Water trucking, as I have learned over the past month, is a nightmare and is not a durable solution. It requires extensive coordination on the part of the humanitarian community – something we are not good at doing – and is fraught with uncertainties. Before water could be trucked from Lake Tira to the camp, humanitarian organizations had to build a water treatment plant at the lake. Then we had to locate trucks capable of carrying large loads of water. These trucks are expensive and hard to find. Although humanitarian organizations have rented trucks and loaned them to UNHCR, resources are not unlimited.

An added complication is that the dirt road from Lake Tira to the camp is poorly maintained, which means the trucks get stuck in the mud and break down. So even if Lake Tira could produce enough water to sustain the refugees (which it cannot), there is no guarantee on any given day that the water will actually reach its intended destination. Currently, refugees are receiving 6.5 liters per day, well below the minimum humanitarian standards of 20 liters per day. I have read the self-congratulatory updates that humanitarian organizations are putting out about improvements in the water supply at the camp and they make me angry because they bear little resemblance to the reality on the ground.

I left the camp that day feeling upset about the water situation and powerless to do anything about it.
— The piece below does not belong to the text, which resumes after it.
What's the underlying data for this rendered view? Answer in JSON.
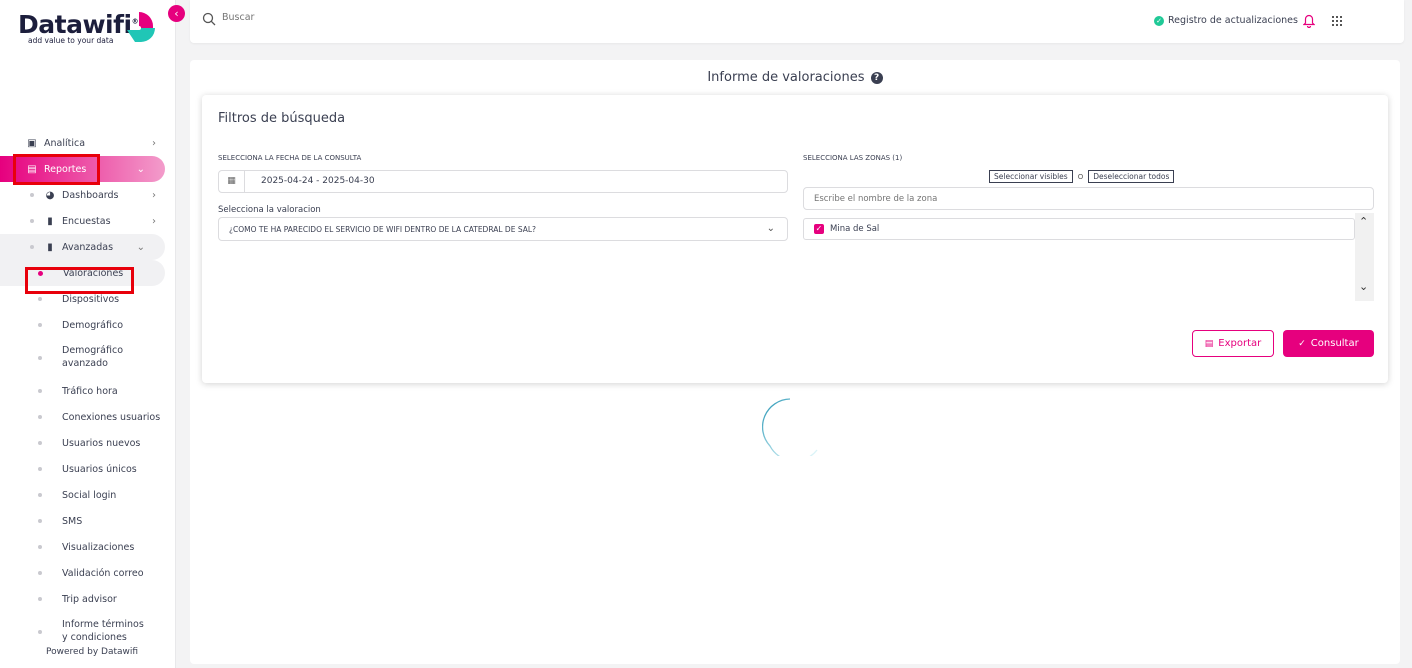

However, my next visit to the camp reminded me how powerful humanitarian organizations like MSF actually are.

Due to unpredictable security conditions, it had been several days since MSF had been at the camp. I was walking through the camp when a skinny middle-aged man with a turban and beard came running up to me. He was wearing a long green gown and pink flip flops. “Doctora, doctora,” he was shouting. He looked familiar but I couldn’t place him. He didn’t speak English or French and I didn’t speak Arabic and we were at an impasse until he made a whooshing noise and flying motion with his arms. Then it clicked. He was Aziz, one of the patients who had been on the flight to Tissi with me and had mistakenly assumed that since I worked for MSF, I was a doctor. After Aziz and I greeted each other properly, he handed me a paper on which someone had written in French “bullet wound infected, please change bandage.” I showed him where the MSF team had set up the mobile clinic for the day and asked a fellow team member to translate. Aziz explained that he hadn’t meant to scare me. He had been worried our mobile clinic would never return and had been excited to see me.

In a way, Aziz has reason to worry. One day MSF will stop working in the camp. In my view, the challenge for MSF is to try to ensure that before we do there is a long-term plan in place so that people like Aziz, who may be in the camp for years to come, are not left without access to enough clean water and appropriate medical care.